Cook spent a year on the dining room staff at Camp Paradise Valley before working the rest of her six camp staff years at Arkansas/Oklahoma‘s Camp Heart O’ Hills, after her parents were transferred to serve The Salvation Army in that division. Her job duties included camp secretary, canteen worker, conservatory counselor and lifeguard.
“I grew a lot – spiritually, mentally and emotionally,” she said of her time on camp staff. “You go through so much because you see kids who come from broken homes or homes where they’re abused. Some kids come and eat better at camp than they eat the whole year. You see the innocence and excitement, and you really learn to appreciate simpler things.
“I don’t know how many times during the summer I actually fixed my hair or put makeup on because it didn’t matter. You weren’t there to impress anybody. You were there to be closer to God yourself but also to show these kids what it looks like to have a real relationship with Christ and to love on them because they don’t always get that at home.”
The biggest challenge was her first year as a conservatory counselor when she was 17. She worked with the junior conservatory and said she had “the hardest kids to get out of bed in the morning.” It was worth it, though.
“They were wonderful kids.

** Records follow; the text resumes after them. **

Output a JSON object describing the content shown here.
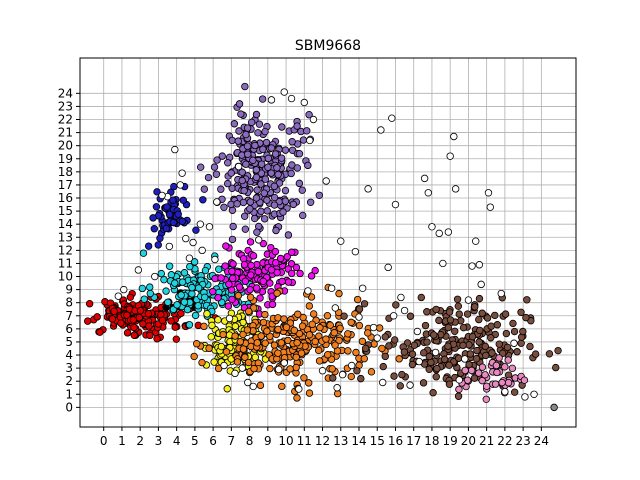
{
  "chart_data": {
    "type": "scatter",
    "title": "SBM9668",
    "xlabel": "",
    "ylabel": "",
    "xlim": [
      -1.3,
      25.9
    ],
    "ylim": [
      -1.5,
      26.7
    ],
    "x_ticks": [
      0,
      1,
      2,
      3,
      4,
      5,
      6,
      7,
      8,
      9,
      10,
      11,
      12,
      13,
      14,
      15,
      16,
      17,
      18,
      19,
      20,
      21,
      22,
      23,
      24
    ],
    "y_ticks": [
      0,
      1,
      2,
      3,
      4,
      5,
      6,
      7,
      8,
      9,
      10,
      11,
      12,
      13,
      14,
      15,
      16,
      17,
      18,
      19,
      20,
      21,
      22,
      23,
      24
    ],
    "grid": true,
    "marker_edge_color": "#000000",
    "series": [
      {
        "color": "#1f1fbf",
        "cx": 3.7,
        "cy": 15.0,
        "sx": 0.55,
        "sy": 1.1,
        "n": 60
      },
      {
        "color": "#8a6bbe",
        "cx": 8.7,
        "cy": 18.0,
        "sx": 1.2,
        "sy": 2.2,
        "n": 260
      },
      {
        "color": "#e00000",
        "cx": 2.0,
        "cy": 7.0,
        "sx": 1.3,
        "sy": 0.75,
        "n": 180
      },
      {
        "color": "#000000",
        "cx": 4.5,
        "cy": 8.0,
        "sx": 0.4,
        "sy": 0.3,
        "n": 15
      },
      {
        "color": "#22d3e0",
        "cx": 5.5,
        "cy": 9.0,
        "sx": 1.3,
        "sy": 1.1,
        "n": 150
      },
      {
        "color": "#ee11ee",
        "cx": 8.6,
        "cy": 10.3,
        "sx": 1.1,
        "sy": 1.2,
        "n": 130
      },
      {
        "color": "#f5f020",
        "cx": 7.3,
        "cy": 5.0,
        "sx": 0.85,
        "sy": 1.1,
        "n": 140
      },
      {
        "color": "#f07f20",
        "cx": 10.5,
        "cy": 4.8,
        "sx": 2.1,
        "sy": 1.5,
        "n": 260
      },
      {
        "color": "#7a4e3f",
        "cx": 19.2,
        "cy": 4.8,
        "sx": 2.0,
        "sy": 1.7,
        "n": 230
      },
      {
        "color": "#e88ac0",
        "cx": 21.3,
        "cy": 2.3,
        "sx": 0.9,
        "sy": 0.7,
        "n": 40
      },
      {
        "color": "#888888",
        "x": [
          24.7
        ],
        "y": [
          0.0
        ]
      },
      {
        "color": "#ffffff",
        "x": [
          3.9,
          4.3,
          3.5,
          5.3,
          6.2,
          7.4,
          11.3,
          13.0,
          14.5,
          15.2,
          15.8,
          13.8,
          16.0,
          17.6,
          17.8,
          18.4,
          19.0,
          19.2,
          19.3,
          20.4,
          21.1,
          21.2,
          20.6,
          20.2,
          18.6,
          18.0,
          15.6,
          14.8,
          12.7,
          16.3,
          15.9,
          14.2,
          12.5,
          11.2,
          9.9,
          9.6,
          7.9,
          7.2,
          6.6,
          6.1,
          5.4,
          4.9,
          4.5,
          4.2,
          3.2,
          2.8,
          1.9,
          0.8,
          1.1,
          8.5,
          10.3,
          11.0,
          12.2,
          13.6,
          15.0,
          16.5,
          17.2,
          18.9,
          20.0,
          21.8,
          22.5,
          23.1,
          23.6,
          14.0,
          13.1,
          12.8,
          15.3,
          16.8,
          19.5,
          20.7,
          22.0,
          9.2,
          9.9,
          11.5,
          12.0,
          6.9,
          5.8,
          4.7,
          3.6,
          17.3,
          18.2,
          19.8,
          10.7,
          8.2,
          7.6
        ],
        "y": [
          19.7,
          17.9,
          16.1,
          14.0,
          15.7,
          18.4,
          20.4,
          12.7,
          16.7,
          21.2,
          22.1,
          11.9,
          15.5,
          17.5,
          16.4,
          13.3,
          19.2,
          20.7,
          16.7,
          12.7,
          16.4,
          15.3,
          10.9,
          10.8,
          11.0,
          13.8,
          10.7,
          6.1,
          7.6,
          8.4,
          7.0,
          9.1,
          9.1,
          8.9,
          3.4,
          2.9,
          1.9,
          2.6,
          3.2,
          11.3,
          12.0,
          12.6,
          12.9,
          17.0,
          16.2,
          10.0,
          10.5,
          8.5,
          9.0,
          12.8,
          23.6,
          23.3,
          17.3,
          3.2,
          5.3,
          7.4,
          5.8,
          13.4,
          8.2,
          8.7,
          4.9,
          0.8,
          1.0,
          6.9,
          2.5,
          1.5,
          1.9,
          1.7,
          2.1,
          9.4,
          1.2,
          23.5,
          24.1,
          22.0,
          2.8,
          6.8,
          13.8,
          11.4,
          12.3,
          3.5,
          4.2,
          3.7,
          1.4,
          1.6,
          3.0
        ]
      }
    ]
  }
}
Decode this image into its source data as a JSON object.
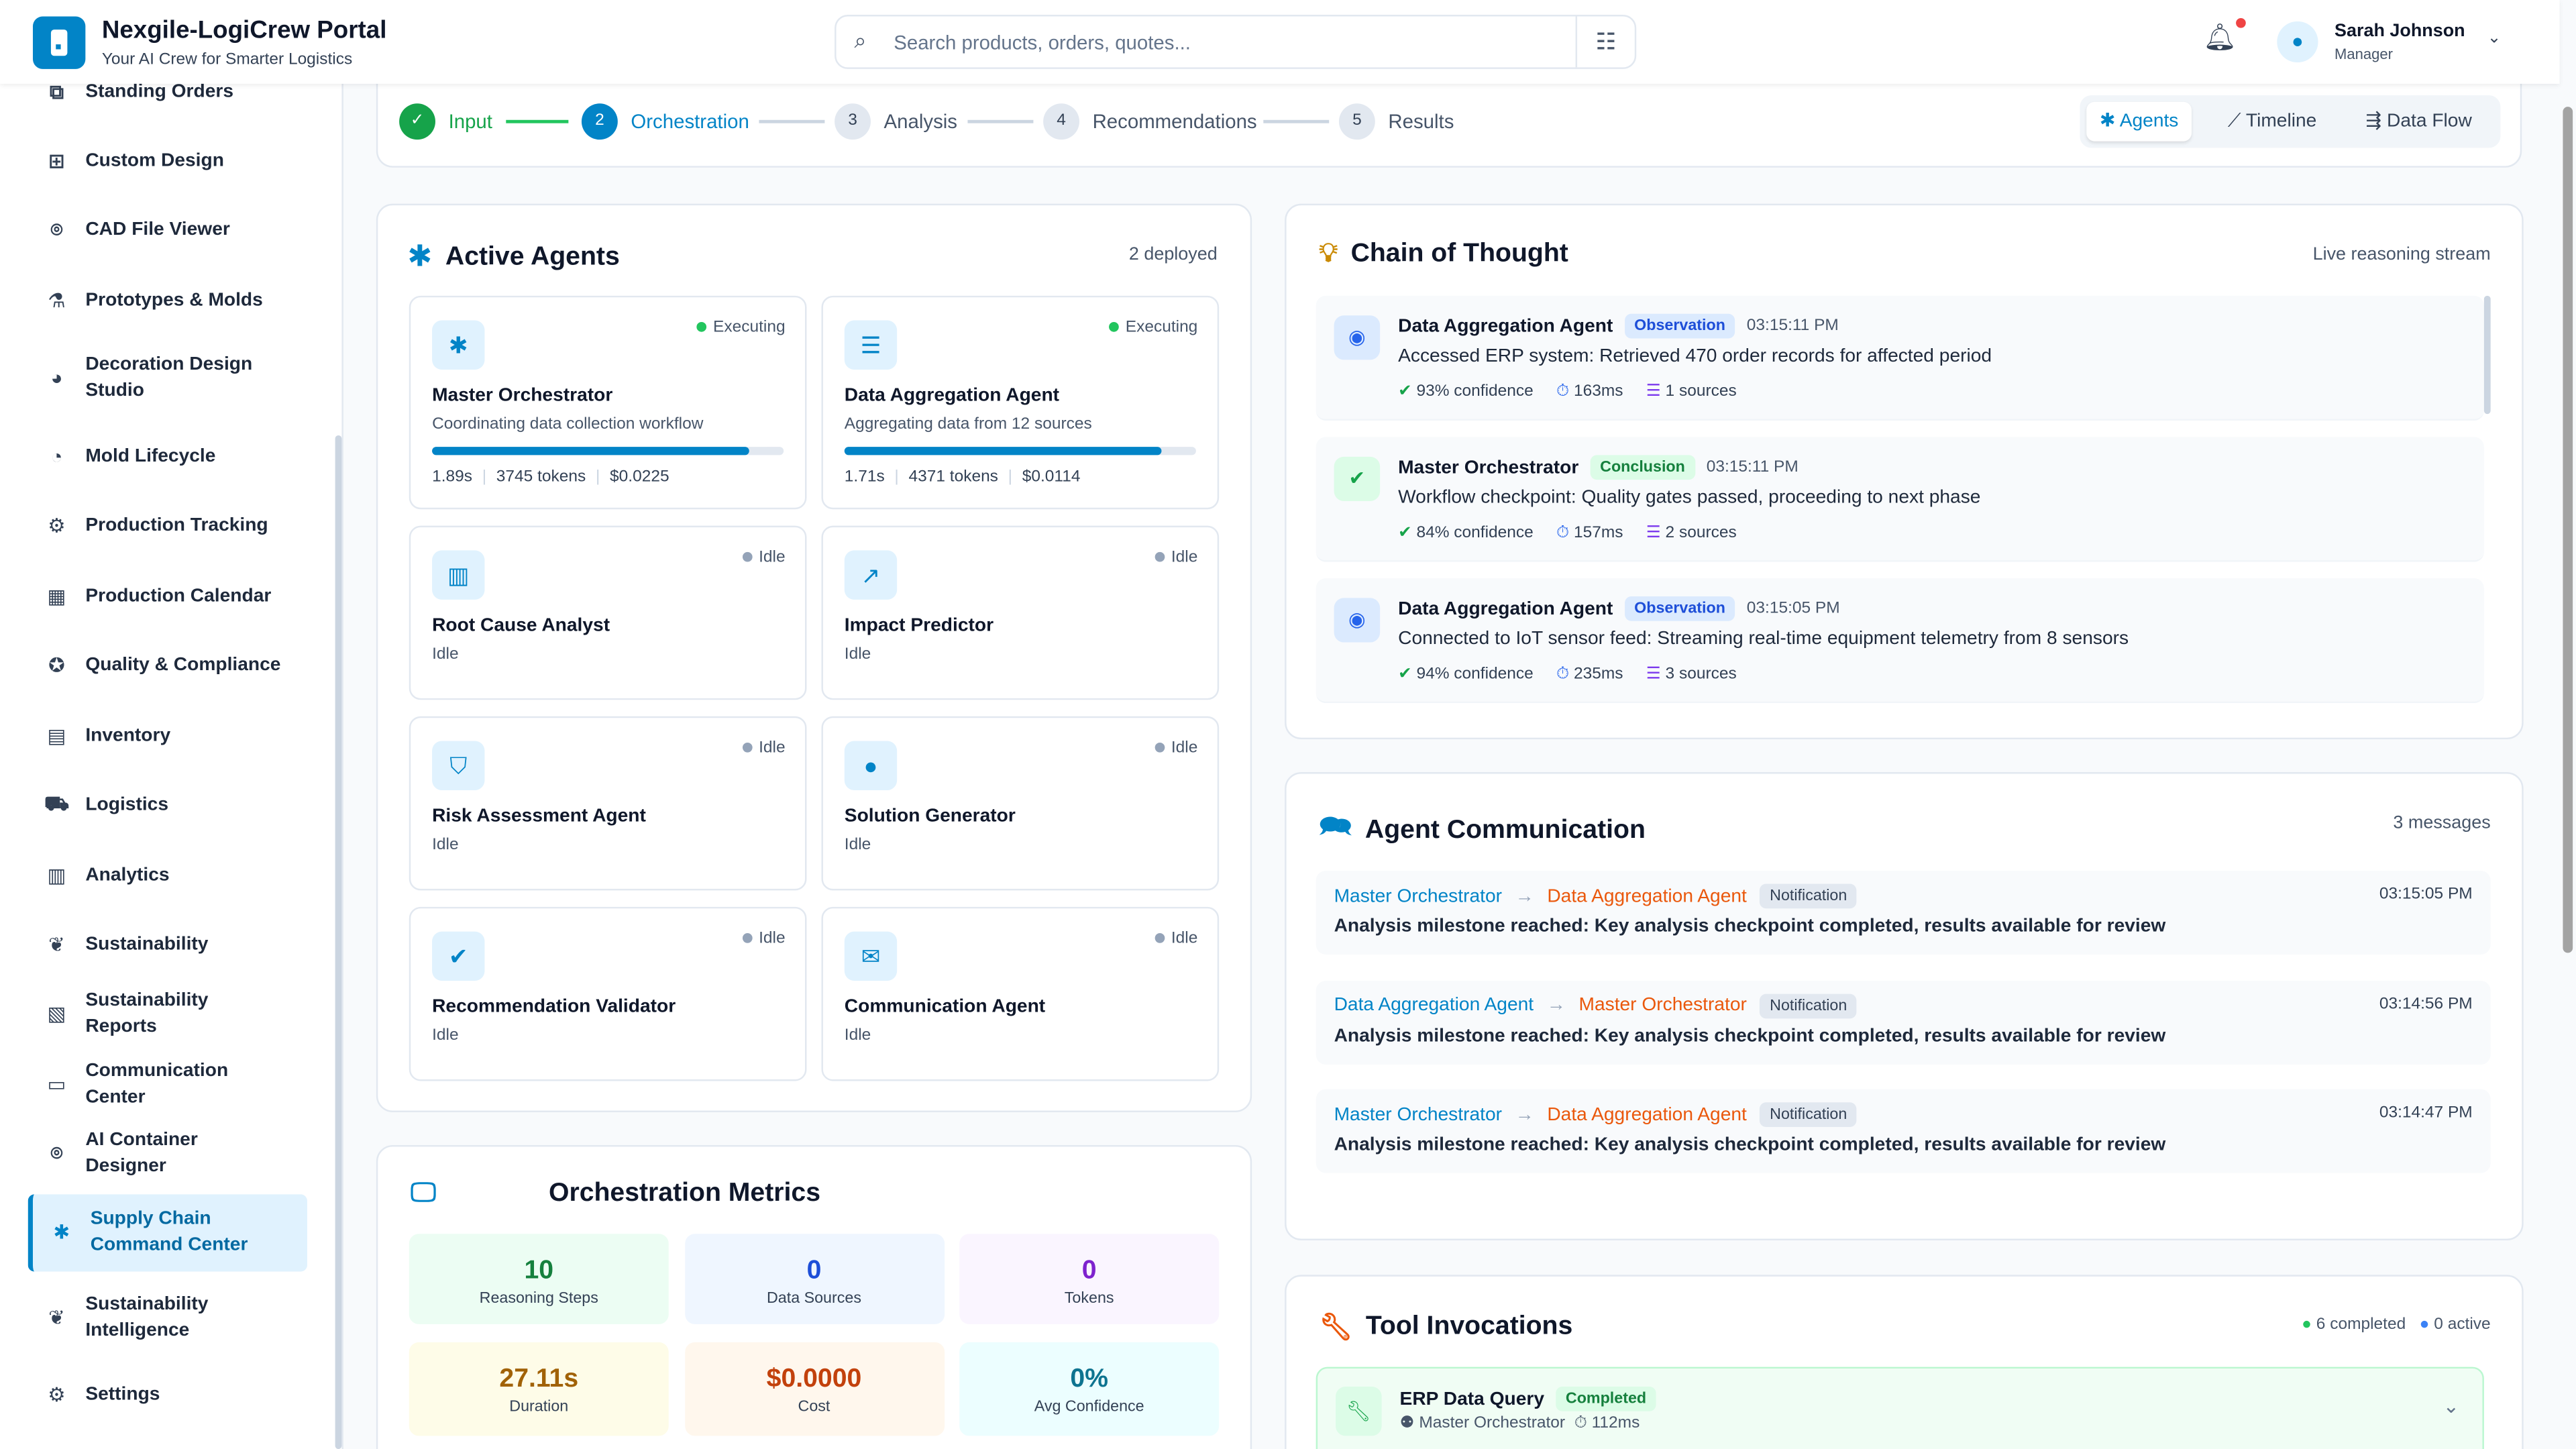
{
  "header": {
    "title": "Nexgile-LogiCrew Portal",
    "subtitle": "Your AI Crew for Smarter Logistics",
    "search_placeholder": "Search products, orders, quotes...",
    "user_name": "Sarah Johnson",
    "user_role": "Manager"
  },
  "sidebar": {
    "items": [
      {
        "label": "Standing Orders",
        "icon": "standing-orders-icon"
      },
      {
        "label": "Custom Design",
        "icon": "plus-box-icon"
      },
      {
        "label": "CAD File Viewer",
        "icon": "cad-icon"
      },
      {
        "label": "Prototypes & Molds",
        "icon": "flask-icon"
      },
      {
        "label": "Decoration Design Studio",
        "icon": "palette-icon"
      },
      {
        "label": "Mold Lifecycle",
        "icon": "lifecycle-icon"
      },
      {
        "label": "Production Tracking",
        "icon": "tracking-icon"
      },
      {
        "label": "Production Calendar",
        "icon": "calendar-icon"
      },
      {
        "label": "Quality & Compliance",
        "icon": "award-icon"
      },
      {
        "label": "Inventory",
        "icon": "inventory-icon"
      },
      {
        "label": "Logistics",
        "icon": "truck-icon"
      },
      {
        "label": "Analytics",
        "icon": "analytics-icon"
      },
      {
        "label": "Sustainability",
        "icon": "leaf-icon"
      },
      {
        "label": "Sustainability Reports",
        "icon": "report-icon"
      },
      {
        "label": "Communication Center",
        "icon": "chat-icon"
      },
      {
        "label": "AI Container Designer",
        "icon": "ai-icon"
      },
      {
        "label": "Supply Chain Command Center",
        "icon": "hub-icon",
        "active": true
      },
      {
        "label": "Sustainability Intelligence",
        "icon": "leaf-icon"
      },
      {
        "label": "Settings",
        "icon": "gear-icon"
      }
    ]
  },
  "stepper": {
    "steps": [
      {
        "num": "✓",
        "label": "Input",
        "state": "done"
      },
      {
        "num": "2",
        "label": "Orchestration",
        "state": "current"
      },
      {
        "num": "3",
        "label": "Analysis"
      },
      {
        "num": "4",
        "label": "Recommendations"
      },
      {
        "num": "5",
        "label": "Results"
      }
    ],
    "views": [
      {
        "label": "Agents",
        "icon": "hub-icon",
        "active": true
      },
      {
        "label": "Timeline",
        "icon": "trend-icon"
      },
      {
        "label": "Data Flow",
        "icon": "flow-icon"
      }
    ]
  },
  "agents": {
    "title": "Active Agents",
    "count": "2 deployed",
    "items": [
      {
        "name": "Master Orchestrator",
        "status": "Executing",
        "desc": "Coordinating data collection workflow",
        "progress": 0.9,
        "time": "1.89s",
        "tokens": "3745 tokens",
        "cost": "$0.0225",
        "icon": "✱"
      },
      {
        "name": "Data Aggregation Agent",
        "status": "Executing",
        "desc": "Aggregating data from 12 sources",
        "progress": 0.9,
        "time": "1.71s",
        "tokens": "4371 tokens",
        "cost": "$0.0114",
        "icon": "☰"
      },
      {
        "name": "Root Cause Analyst",
        "status": "Idle",
        "desc": "Idle",
        "icon": "▥"
      },
      {
        "name": "Impact Predictor",
        "status": "Idle",
        "desc": "Idle",
        "icon": "↗"
      },
      {
        "name": "Risk Assessment Agent",
        "status": "Idle",
        "desc": "Idle",
        "icon": "⛉"
      },
      {
        "name": "Solution Generator",
        "status": "Idle",
        "desc": "Idle",
        "icon": "●"
      },
      {
        "name": "Recommendation Validator",
        "status": "Idle",
        "desc": "Idle",
        "icon": "✔"
      },
      {
        "name": "Communication Agent",
        "status": "Idle",
        "desc": "Idle",
        "icon": "✉"
      }
    ]
  },
  "metrics": {
    "title": "Orchestration Metrics",
    "tiles": [
      {
        "value": "10",
        "label": "Reasoning Steps",
        "color": "#15803d",
        "bg": "#ecfdf3"
      },
      {
        "value": "0",
        "label": "Data Sources",
        "color": "#1d4ed8",
        "bg": "#eff6ff"
      },
      {
        "value": "0",
        "label": "Tokens",
        "color": "#7e22ce",
        "bg": "#faf5ff"
      },
      {
        "value": "27.11s",
        "label": "Duration",
        "color": "#a16207",
        "bg": "#fefce8"
      },
      {
        "value": "$0.0000",
        "label": "Cost",
        "color": "#c2410c",
        "bg": "#fff7ed"
      },
      {
        "value": "0%",
        "label": "Avg Confidence",
        "color": "#0e7490",
        "bg": "#ecfeff"
      }
    ]
  },
  "chain": {
    "title": "Chain of Thought",
    "meta": "Live reasoning stream",
    "entries": [
      {
        "agent": "Data Aggregation Agent",
        "type": "Observation",
        "time": "03:15:11 PM",
        "text": "Accessed ERP system: Retrieved 470 order records for affected period",
        "confidence": "93% confidence",
        "latency": "163ms",
        "sources": "1 sources"
      },
      {
        "agent": "Master Orchestrator",
        "type": "Conclusion",
        "time": "03:15:11 PM",
        "text": "Workflow checkpoint: Quality gates passed, proceeding to next phase",
        "confidence": "84% confidence",
        "latency": "157ms",
        "sources": "2 sources"
      },
      {
        "agent": "Data Aggregation Agent",
        "type": "Observation",
        "time": "03:15:05 PM",
        "text": "Connected to IoT sensor feed: Streaming real-time equipment telemetry from 8 sensors",
        "confidence": "94% confidence",
        "latency": "235ms",
        "sources": "3 sources"
      }
    ]
  },
  "comm": {
    "title": "Agent Communication",
    "meta": "3 messages",
    "messages": [
      {
        "from": "Master Orchestrator",
        "to": "Data Aggregation Agent",
        "type": "Notification",
        "time": "03:15:05 PM",
        "text": "Analysis milestone reached: Key analysis checkpoint completed, results available for review"
      },
      {
        "from": "Data Aggregation Agent",
        "to": "Master Orchestrator",
        "type": "Notification",
        "time": "03:14:56 PM",
        "text": "Analysis milestone reached: Key analysis checkpoint completed, results available for review"
      },
      {
        "from": "Master Orchestrator",
        "to": "Data Aggregation Agent",
        "type": "Notification",
        "time": "03:14:47 PM",
        "text": "Analysis milestone reached: Key analysis checkpoint completed, results available for review"
      }
    ]
  },
  "tools": {
    "title": "Tool Invocations",
    "completed": "6 completed",
    "active": "0 active",
    "items": [
      {
        "name": "ERP Data Query",
        "status": "Completed",
        "agent": "Master Orchestrator",
        "latency": "112ms"
      }
    ]
  }
}
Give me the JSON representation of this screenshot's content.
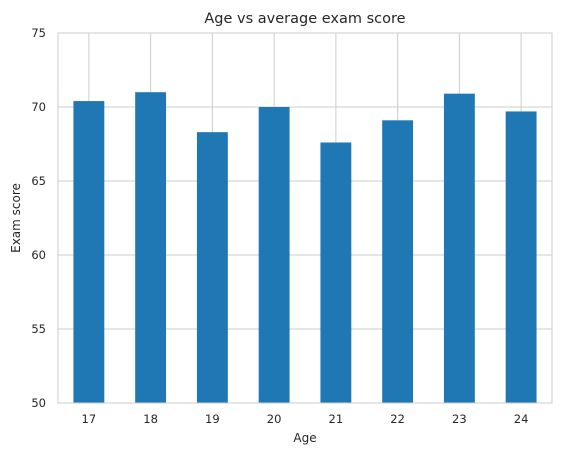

As a matter of fact, some of them grew up to be on camp staff and now even Salvation Army officers themselves,” she said proudly.
Now, both Cook and McGown still have contact with Camp Paradise Valley through their jobs at division headquarters, and Cook sends her three sons there each summer. The boys are camp veterans now, but even when they were newbies, Cook said she wasn’t nervous about sending them.
“I was more excited to hear what their view of camp was,” she said. “To see camp as a grown-up but through my children’s eyes, to hear about the staff that meant a lot to them and that they took some things away from, to hear their stories about being at the lake and being in the night meetings and camp food and cabins – just everything!”
Cook herself still visits Camp Paradise Valley weekly in the summertime to help with each new camp’s registration.
“One of my friends that I grew up in camp with, I recently got to see her daughter being checked in at camp, and it was just a wonderful moment,” she said. “As a former camper, I think the best thing that I see is that it still goes on, that there are other kids that get to experience what I got to experience as a kid and know what they’re learning and know what they’re experiencing and know the fun that they’re having.”
McGown doesn’t get to visit as often as Cook, but “I’m still attached to camp,” she said.
“I work with some repairs and additions and updates to the camp. I process paperwork. I see the changes. I’ve seen buildings I was a camper in be demolished and be rebuilt into something new.”
There have been many changes to the camp over the years – all for the better, Cook and McGown agree. These include a swimming pool, multiple updates to the cabins, an indoor chapel and larger, more comfortable housing for all the staff.
“They’re trying to make it more user-friendly, not only for kids, but for adults,” McGown said.
What hasn’t been changed is the campground itself.
“It sits right on Dale Hollow Lake, in a cove. It’s just very calm and beautiful,” McGown said.
The beauty and peaceful atmosphere helps bring focus to what the camp is all about, she added.
“The main purpose is to bring people together in a calm setting to think about God and worship him and teach kids who God is because a lot of kids come into this camp and they don’t even go to church. And adults can sit out on the dock and see what they’re really there for. It’s that calm worship time, whether it be just with yourself or with a group of people. That’s really what the camp’s there for – bringing people together to worship God.”